The four LangSmith trajectory matching modes matter more than they sound. Strict, Unordered, Subset, and Superset each encode your assumptions about agent flexibility. A compliance agent might use strict mode. A research agent might use subset mode. The choice is not technical -- it's a product decision about how much autonomy the agent is allowed.
Mode = product decision, not technical setting
Encodes your tolerance for agent autonomy.
Set it wrong and the eval lies to you.
Quick picks
Connecting the Dots
Agent evaluation is where the autonomy spectrum becomes a hard requirement rather than a conceptual tool. At Level 3-4, outcome evaluation is probably sufficient. At Level 5-7, trajectory evaluation isn't optional. A Level 6 agent that arrives at correct answers via broken reasoning paths is an incident waiting to happen at scale.

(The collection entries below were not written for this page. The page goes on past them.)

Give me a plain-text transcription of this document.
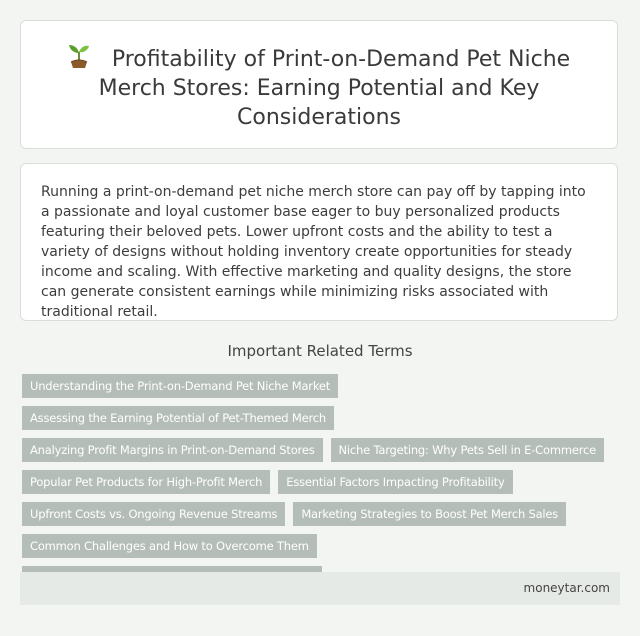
Profitability of Print-on-Demand Pet Niche Merch Stores: Earning Potential and Key Considerations

Running a print-on-demand pet niche merch store can pay off by tapping into a passionate and loyal customer base eager to buy personalized products featuring their beloved pets. Lower upfront costs and the ability to test a variety of designs without holding inventory create opportunities for steady income and scaling. With effective marketing and quality designs, the store can generate consistent earnings while minimizing risks associated with traditional retail.

Important Related Terms
Understanding the Print-on-Demand Pet Niche Market
Assessing the Earning Potential of Pet-Themed Merch
Analyzing Profit Margins in Print-on-Demand Stores	Niche Targeting: Why Pets Sell in E-Commerce
Popular Pet Products for High-Profit Merch	Essential Factors Impacting Profitability
Upfront Costs vs. Ongoing Revenue Streams	Marketing Strategies to Boost Pet Merch Sales
Common Challenges and How to Overcome Them
moneytar.com
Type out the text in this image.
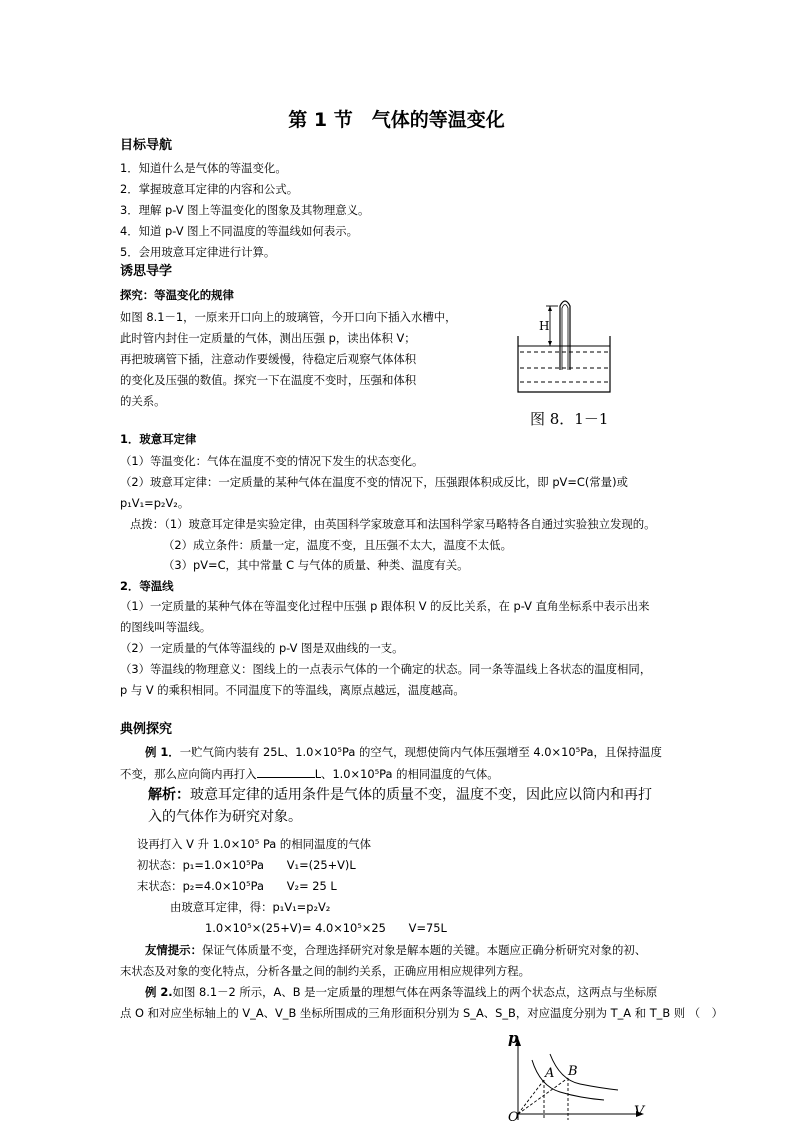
第 1 节　气体的等温变化
目标导航
1．知道什么是气体的等温变化。
2．掌握玻意耳定律的内容和公式。
3．理解 p-V 图上等温变化的图象及其物理意义。
4．知道 p-V 图上不同温度的等温线如何表示。
5．会用玻意耳定律进行计算。
诱思导学
探究：等温变化的规律
如图 8.1－1，一原来开口向上的玻璃管，今开口向下插入水槽中，
此时管内封住一定质量的气体，测出压强 p，读出体积 V；
再把玻璃管下插，注意动作要缓慢，待稳定后观察气体体积
的变化及压强的数值。探究一下在温度不变时，压强和体积
的关系。
H
图 8．1－1
1．玻意耳定律
（1）等温变化：气体在温度不变的情况下发生的状态变化。
（2）玻意耳定律：一定质量的某种气体在温度不变的情况下，压强跟体积成反比，即 pV=C(常量)或
p₁V₁=p₂V₂。
点拨：（1）玻意耳定律是实验定律，由英国科学家玻意耳和法国科学家马略特各自通过实验独立发现的。
（2）成立条件：质量一定，温度不变，且压强不太大，温度不太低。
（3）pV=C，其中常量 C 与气体的质量、种类、温度有关。
2．等温线
（1）一定质量的某种气体在等温变化过程中压强 p 跟体积 V 的反比关系，在 p-V 直角坐标系中表示出来
的图线叫等温线。
（2）一定质量的气体等温线的 p-V 图是双曲线的一支。
（3）等温线的物理意义：图线上的一点表示气体的一个确定的状态。同一条等温线上各状态的温度相同，
p 与 V 的乘积相同。不同温度下的等温线，离原点越远，温度越高。
典例探究
例 1．一贮气筒内装有 25L、1.0×10⁵Pa 的空气，现想使筒内气体压强增至 4.0×10⁵Pa，且保持温度
不变，那么应向筒内再打入	L、1.0×10⁵Pa 的相同温度的气体。
解析：玻意耳定律的适用条件是气体的质量不变，温度不变，因此应以筒内和再打
入的气体作为研究对象。
设再打入 V 升 1.0×10⁵ Pa 的相同温度的气体
初状态：p₁=1.0×10⁵Pa　　V₁=(25+V)L
末状态：p₂=4.0×10⁵Pa　　V₂= 25 L
由玻意耳定律，得：p₁V₁=p₂V₂
1.0×10⁵×(25+V)= 4.0×10⁵×25　　V=75L
友情提示：保证气体质量不变，合理选择研究对象是解本题的关键。本题应正确分析研究对象的初、
末状态及对象的变化特点，分析各量之间的制约关系，正确应用相应规律列方程。
例 2.如图 8.1－2 所示，A、B 是一定质量的理想气体在两条等温线上的两个状态点，这两点与坐标原
点 O 和对应坐标轴上的 V_A、V_B 坐标所围成的三角形面积分别为 S_A、S_B，对应温度分别为 T_A 和 T_B 则 （　）
p
V
A B
O
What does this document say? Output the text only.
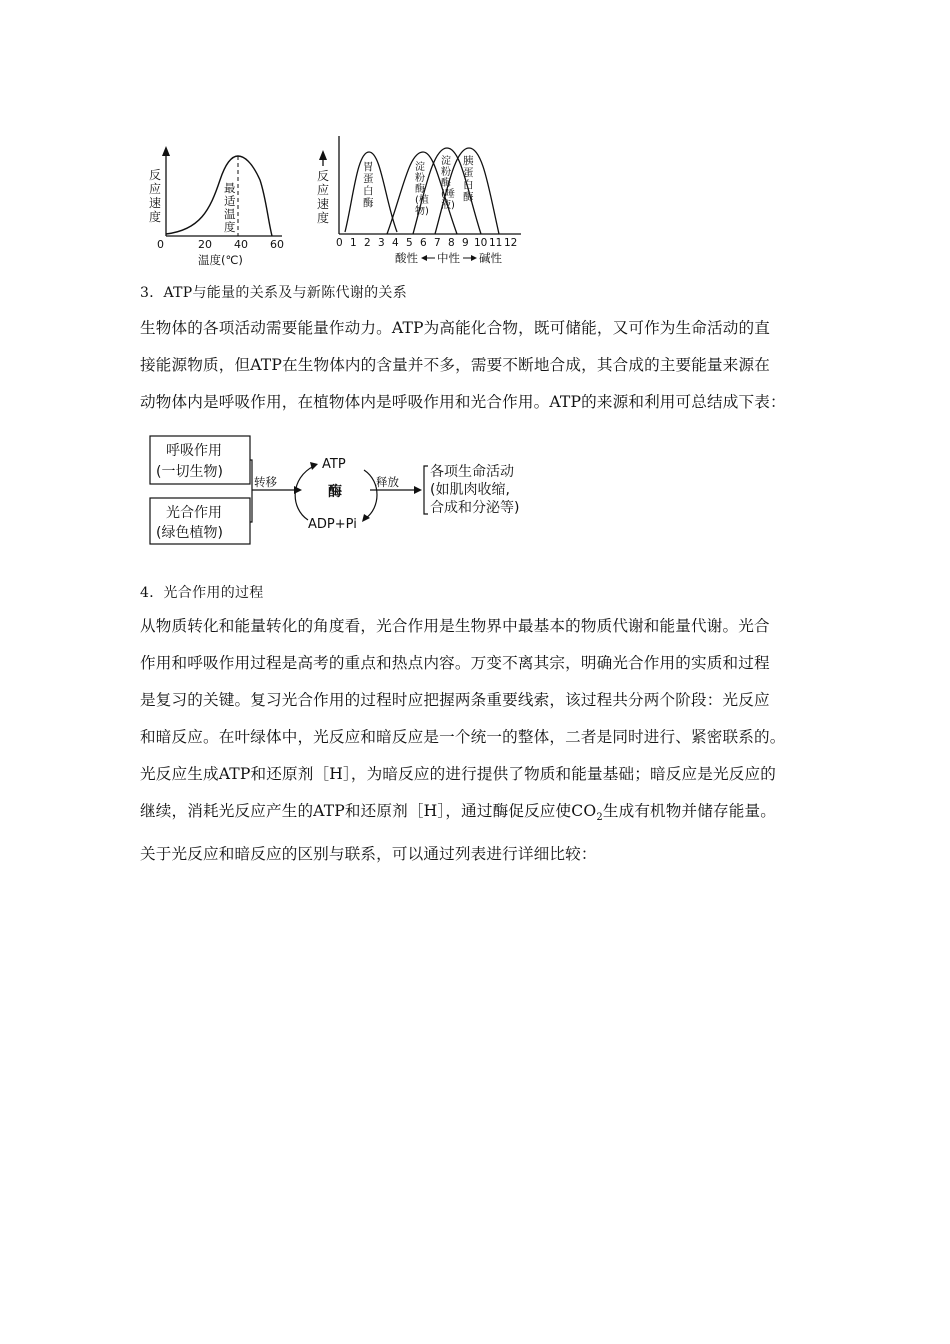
反
应
速
度
最
适
温
度
0	20 40 60
温度(℃)
反
应
速
度
胃蛋白酶
淀粉酶(植物)
淀粉酶(唾液)
胰蛋白酶
0 1 2 3 4 5 6 7 8 9 10 11 12
酸性 中性 碱性
3．ATP与能量的关系及与新陈代谢的关系

生物体的各项活动需要能量作动力。ATP为高能化合物，既可储能，又可作为生命活动的直

接能源物质，但ATP在生物体内的含量并不多，需要不断地合成，其合成的主要能量来源在

动物体内是呼吸作用，在植物体内是呼吸作用和光合作用。ATP的来源和利用可总结成下表：

呼吸作用
(一切生物)
光合作用
(绿色植物)
转移
ATP
酶
ADP+Pi
释放
各项生命活动
(如肌肉收缩,
合成和分泌等)
4．光合作用的过程

从物质转化和能量转化的角度看，光合作用是生物界中最基本的物质代谢和能量代谢。光合

作用和呼吸作用过程是高考的重点和热点内容。万变不离其宗，明确光合作用的实质和过程

是复习的关键。复习光合作用的过程时应把握两条重要线索，该过程共分两个阶段：光反应

和暗反应。在叶绿体中，光反应和暗反应是一个统一的整体，二者是同时进行、紧密联系的。

光反应生成ATP和还原剂［H］，为暗反应的进行提供了物质和能量基础；暗反应是光反应的

继续，消耗光反应产生的ATP和还原剂［H］，通过酶促反应使$CO_2$生成有机物并储存能量。

关于光反应和暗反应的区别与联系，可以通过列表进行详细比较：
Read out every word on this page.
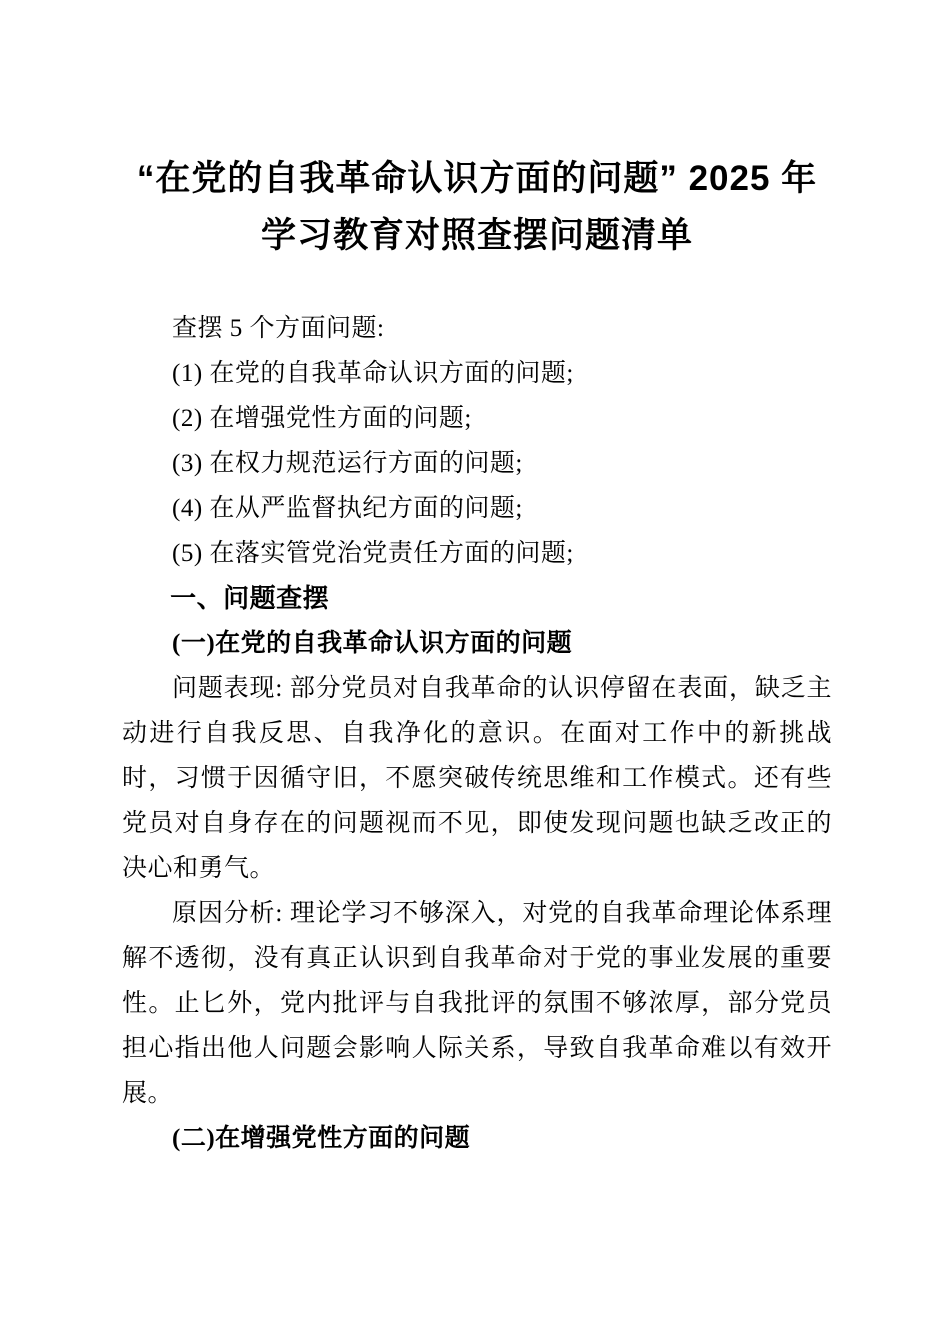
“在党的自我革命认识方面的问题” 2025 年
学习教育对照查摆问题清单

查摆 5 个方面问题:

(1) 在党的自我革命认识方面的问题;

(2) 在增强党性方面的问题;

(3) 在权力规范运行方面的问题;

(4) 在从严监督执纪方面的问题;

(5) 在落实管党治党责任方面的问题;

一、问题查摆
(一)在党的自我革命认识方面的问题

问题表现: 部分党员对自我革命的认识停留在表面，缺乏主动进行自我反思、自我净化的意识。在面对工作中的新挑战时，习惯于因循守旧，不愿突破传统思维和工作模式。还有些党员对自身存在的问题视而不见，即使发现问题也缺乏改正的决心和勇气。

原因分析: 理论学习不够深入，对党的自我革命理论体系理解不透彻，没有真正认识到自我革命对于党的事业发展的重要性。止匕外，党内批评与自我批评的氛围不够浓厚，部分党员担心指出他人问题会影响人际关系，导致自我革命难以有效开展。

(二)在增强党性方面的问题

Teams that invest in trajectory evaluation infrastructure early -- span-level tracing, reference trajectory libraries, harness-layer tooling -- accumulate an asset that takes months to build and is hard to replicate quickly. The reference trajectory library is institutional knowledge. Every failure you catch and add to that library makes the eval suite better.
Common Mistake
Treating trajectory evaluation as trajectory matching.
Strict step-by-step comparison against a reference is appealing because it's precise and automatable. It's also brittle. If your agent gets genuinely smarter -- finds a more efficient path, uses a tool combination the reference didn't anticipate -- strict matching fails it. You'd be penalizing improvement.
The second version of this trap: evaluating agents only in happy-path scenarios. Most eval suites test the cases where tools work, APIs respond, and inputs are well-formed. A production agent will hit every one of those failure conditions.
Run both: outcome scoring to know whether the agent succeeds, trajectory evaluation (with flexible matching modes) to understand why.In Practice
Layer 1 -- Outcome scoring. Start with binary task completion on a golden dataset of 50-100 representative tasks. This gives you a baseline. It doesn't tell you why you're at that baseline.
Layer 2 -- Span-level tracing. Instrument your agent to emit spans for every tool call and model call. This is the prerequisite for trajectory evaluation.
Layer 3 -- Reference trajectories. For your highest-stakes task types, build reference trajectories. Start with 10-15 per task category. The reference library is the highest-leverage investment in agent eval.
Layer 4 -- Tool and argument scoring. Add tool correctness and argument correctness metrics to your harness so that agent deployments that degrade tool selection accuracy fail the build.
Layer 5 -- Error recovery testing. Add adversarial scenarios: tool failures, malformed API responses, ambiguous inputs. This is where you surface the agent gaslighting pattern before users do.
The full stack takes weeks to build, not days. Most teams should start with Layer 1 and Layer 2 in parallel, then add reference trajectories for the task types that matter most.